Police forces launched an operation – dubbed “Close the Hole” – in late 2023 to crack down on illegal mining by surrounding several mines and cutting off supplies that were being sent by other members of the groups to the surface, so that minors come out on their own and be arrested.
The Buffelsfontein gold mine, scene of the disaster, became a police target in August, but it was not until November that the miners’ plight attracted the attention of rights groups. Activists warned that hundreds of miners were trapped up to 2.5 kilometers underground and in desperate need of food, water and other supplies.
A Cabinet minister laughed when asked if authorities would send supplies.
“We are not sending aid to criminals,” said Khumbudzo Ntshavheni, adding that “criminals should not be helped.” Criminals must be persecuted.
Starvation as a weapon
Unions and rights groups say authorities have used starvation as a weapon in Buffelsfontein. A group representing the miners said that not only did police cut off food for a time, but they and the mine owners also dismantled a rope and pulley system that was used to enter the mine. mine and bring down the supplies.
Police denied responsibility for the deaths and insisted the miners were not trapped but were able to escape through several mine shafts.
More than 1,500 people did so, police said, but others stayed behind for fear of arrest.
But rights groups say hundreds of miners were trapped inside the mine, too far from the shafts through which they could escape or too weak to make the dangerous climb.
Activists say authorities are also responsible for the long delay in launching a rescue operation, which only began on Monday after a court ordered the government to rescue the miners.
Who are the minors?
The miners, known as “zama zamas” – “scammers” or “chancers” in the Zulu language – are usually armed and are part of criminal syndicates, the government says.

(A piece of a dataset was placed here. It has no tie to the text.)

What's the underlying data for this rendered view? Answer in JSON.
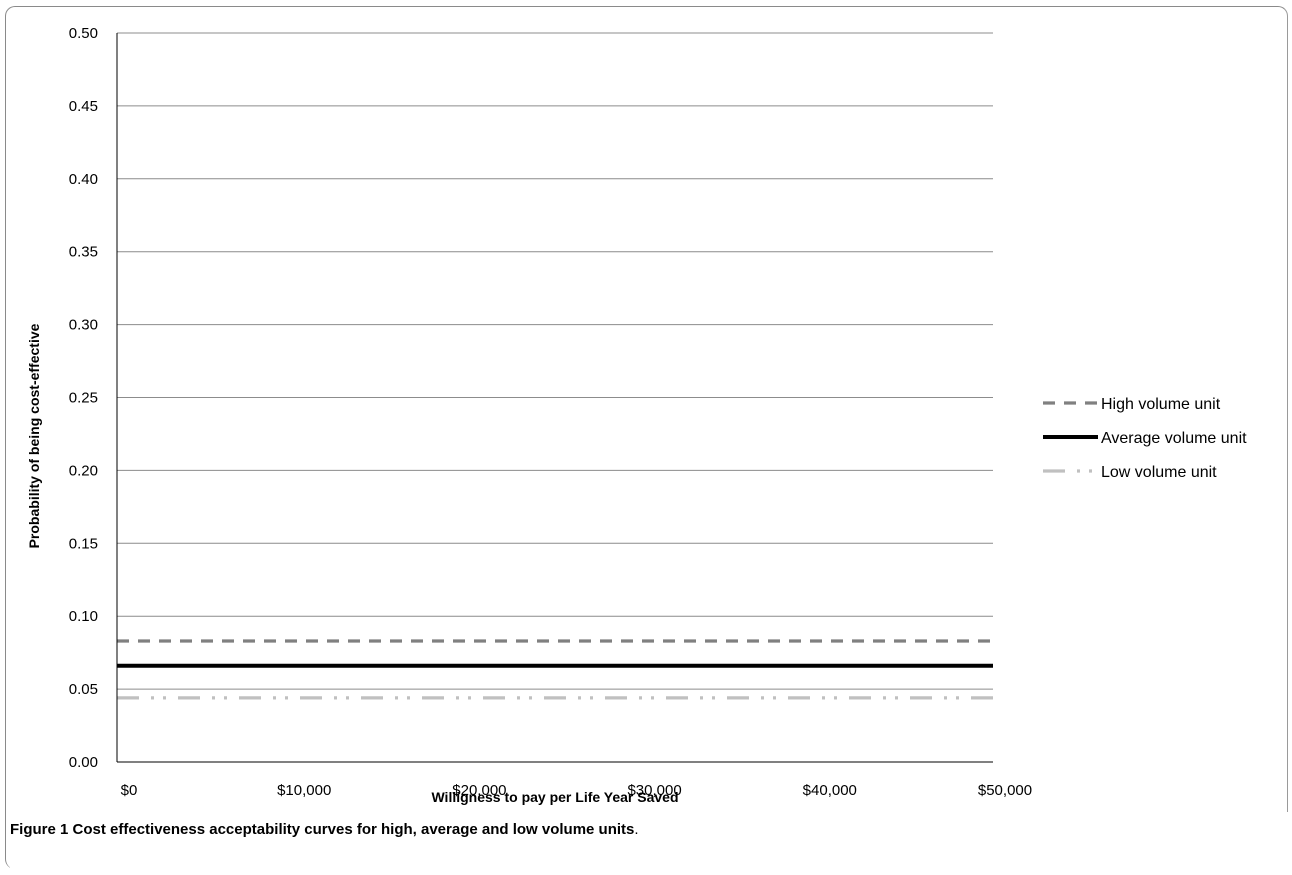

They are often undocumented foreign nationals and authorities have said the vast majority of those who walked out of the Buffelsfontein mine were from Mozambique, Zimbabwe and Lesotho and were in South Africa illegally.
Police said they seized gold, explosives, guns and more than $2 million in cash from the miners and defended their hard line.
Calls for the president to order an investigation
South Africa’s second-largest political party, part of a governing coalition, has called on President Cyril Ramaphosa to order an investigation into what happened at the Buffelsfontein mine.
The investigation should also determine whether police “are prepared to use revenge and punishment as acceptable means of combating illegal mining”, the Democratic Alliance said.
Others wonder whether the authorities’ extraordinarily harsh action was because most of the Buffelsfontein miners were not South Africans, but undocumented migrants.
Ramaphosa has not commented on the disaster.